Friday, 14 November 2008

Mandeville

Have you ever heard of Mandeville?

He's a semi- or entirely fictitious mediaeval English knight who did not go on a voyage across the world, though a mediaeval author wrote an evidentally fictional but professedly autobiographical narrative in which he does. It fits in the travel narrative conventions of its time, complete with a pilgrimage to Jerusalem, savage races and lavish sultanates, distant empires, fabulous beasts, mysterious islands, dangerous wastes, and, eventually, Paradise itself. If you've read The Voyage of the Dawn Treader, you would recognize some of the locations Mandeville visits. Any narrative about people who've sailed to marvelous lands reach back to narratives like Mandeville's and Marco Polo's (a rough contemporary).

Anyway, here is a sampling of the incredible things 'witnessed' by Mandeville on his travels:

"And he [the king of the isle Calonak] hath also into a 14,000 elephants or more that he maketh for to be brought up amongst his villians by all his towns. For in case that he had any war against any other king about him, then [he] maketh certain men of arms for to go up into the castles of tree made for the war, that craftily be set upon the elephants' backs, for to fight against their enemies. and so do other kings there-about. For the manner of war is not there as it is here or in other countries, ne the ordinance of war neither. And men clepe the elephants Warkes."
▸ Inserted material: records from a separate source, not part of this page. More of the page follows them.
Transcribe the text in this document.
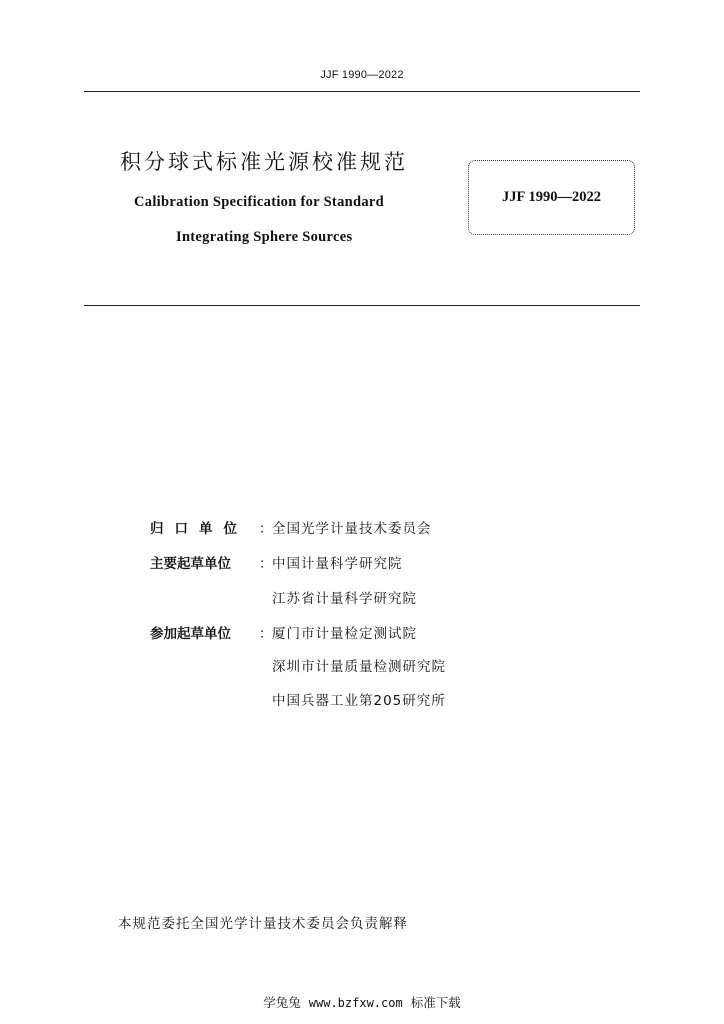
JJF 1990—2022
积分球式标准光源校准规范
Calibration Specification for Standard
Integrating Sphere Sources
JJF 1990—2022
归口单位 ：
全国光学计量技术委员会
主要起草单位 ：
中国计量科学研究院
江苏省计量科学研究院
参加起草单位 ：
厦门市计量检定测试院
深圳市计量质量检测研究院
中国兵器工业第205研究所
本规范委托全国光学计量技术委员会负责解释
学兔兔 www.bzfxw.com 标准下载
"After that isle [of Tracoda] men go by the sea ocean, by many isles, unto an isle that is clept Nacumera, that is a great isle and good and fair. And it is in compass about, more than a thousand mile. And all the men and women of that isle have hounds' heads, and they be clept Cynocephales. And they be full reasonable and of good understanding, save that they worship an ox for their God. And also every one of them beareth an ox of gold or of silver in his forehead, in token that they love well their God. And they go all naked save a little clout, that they cover with their knees and members. They be great folk and well-fighting. And they have a great targe that covereth all the body, and a spear in their hand to fight with. And if they take any man in battle, anon they eat him."
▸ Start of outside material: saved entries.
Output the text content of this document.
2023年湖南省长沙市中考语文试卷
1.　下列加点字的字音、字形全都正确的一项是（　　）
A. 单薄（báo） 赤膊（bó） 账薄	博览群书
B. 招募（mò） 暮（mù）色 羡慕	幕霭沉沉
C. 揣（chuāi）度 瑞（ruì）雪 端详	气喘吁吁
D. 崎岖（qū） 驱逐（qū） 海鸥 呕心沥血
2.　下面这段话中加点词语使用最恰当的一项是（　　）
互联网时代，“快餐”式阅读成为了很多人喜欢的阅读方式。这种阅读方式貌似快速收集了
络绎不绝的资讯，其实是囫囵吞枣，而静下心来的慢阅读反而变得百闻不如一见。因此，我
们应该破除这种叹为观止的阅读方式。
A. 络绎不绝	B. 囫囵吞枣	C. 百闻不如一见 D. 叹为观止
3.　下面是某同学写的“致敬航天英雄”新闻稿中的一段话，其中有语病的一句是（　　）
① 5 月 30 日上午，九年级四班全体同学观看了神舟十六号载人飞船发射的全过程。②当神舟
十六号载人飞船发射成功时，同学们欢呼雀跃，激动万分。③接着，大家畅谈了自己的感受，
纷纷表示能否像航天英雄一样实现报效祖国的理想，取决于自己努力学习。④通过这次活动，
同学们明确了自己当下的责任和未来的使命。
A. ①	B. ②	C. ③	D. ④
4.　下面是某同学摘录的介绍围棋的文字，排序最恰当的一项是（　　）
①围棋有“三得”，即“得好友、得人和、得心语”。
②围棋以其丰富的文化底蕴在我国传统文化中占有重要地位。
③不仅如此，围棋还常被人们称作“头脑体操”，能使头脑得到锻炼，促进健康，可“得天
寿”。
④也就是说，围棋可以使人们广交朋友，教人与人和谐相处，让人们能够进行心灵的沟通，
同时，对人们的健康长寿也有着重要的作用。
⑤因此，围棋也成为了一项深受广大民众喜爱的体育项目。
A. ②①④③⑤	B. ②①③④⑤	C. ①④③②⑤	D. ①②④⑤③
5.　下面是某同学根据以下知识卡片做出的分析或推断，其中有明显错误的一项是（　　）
"In that country and others thereabout [that is, the island of Silha, which is filled with dangerous beasts called "cockodrills"] there be wild geese that have two heads. And there be lions, all white and as great as oxen, and many other diverse beasts and fowls also that be not seen amongst us."

"In one of these isles be folk of great stature, as giants. And they be hideous for to look upon. and they have but one eye, and that is in the middle of the front. And they eat nothing but raw flesh and raw fish.
"And in another isle toward the south dwell folk of foul stature and of cursed kind that have no heads. And their eyen be in their shoulders."
"...
"And in another isle there be little folk, as dwarfs. And they be two so much as the pigmies. and they have no mouthl but instead of their mouth they have a little round hole, and when they shall eat or drink, they take through a pipe or a pen or such a thing, and suck it in, for they have no tongue; and therefore they speak not, but they make a manner of hissing as an adder doth, and they make signs one to another as monks do, by the which every of them understandeth other.
"And in another isle be folk that have great ears and long, that hang down to their knees.
"And in another isle be folk that have horses' feet. And they be strong and mighty, and swift runners; for they take wild beasts with running, and eat them.
"And in another isle be folk that so upon their hands and their feet as beasts. And they be all skinned and feathered, and they will leap as lightly into trees, and from tree to tree, as it were squirrels or apes.
"And in another isle be folk that be both man and woman, and they have kind of that one and of that other. And they have one pap on the one side, and on that other none. And they have members of generation of man and woman, and they use both when they list, once that one, and another time that other. And they get children, when they use the member of man; and they bear children, when they use the member of woman.
"And in another isle be folk that go always upon their knees full marvellously. And at every pace that they go, it seemeth that they would fall. And they have in every foot eight toes.
"Many other diverse folk of diverse natures be there in other isles about, of the which it were too long to tell, and therefore I pass over shortly."

"In that country be white hens without feathers, but they bear white wool as sheep do here."

"In that country be many hippotaynes that dwell sometime in the water and sometime on the land. And they be half man and half horse, as I have said before. And they eat men when they may take them."

I think these are all marvellous. Note how he describes some of them; most are without judgement, and some are actually complimented. This is highly surprising, I think, from a mediaeval Christian author.

I tried to find the woodcuts that accompany my version of the text but, alas, could not.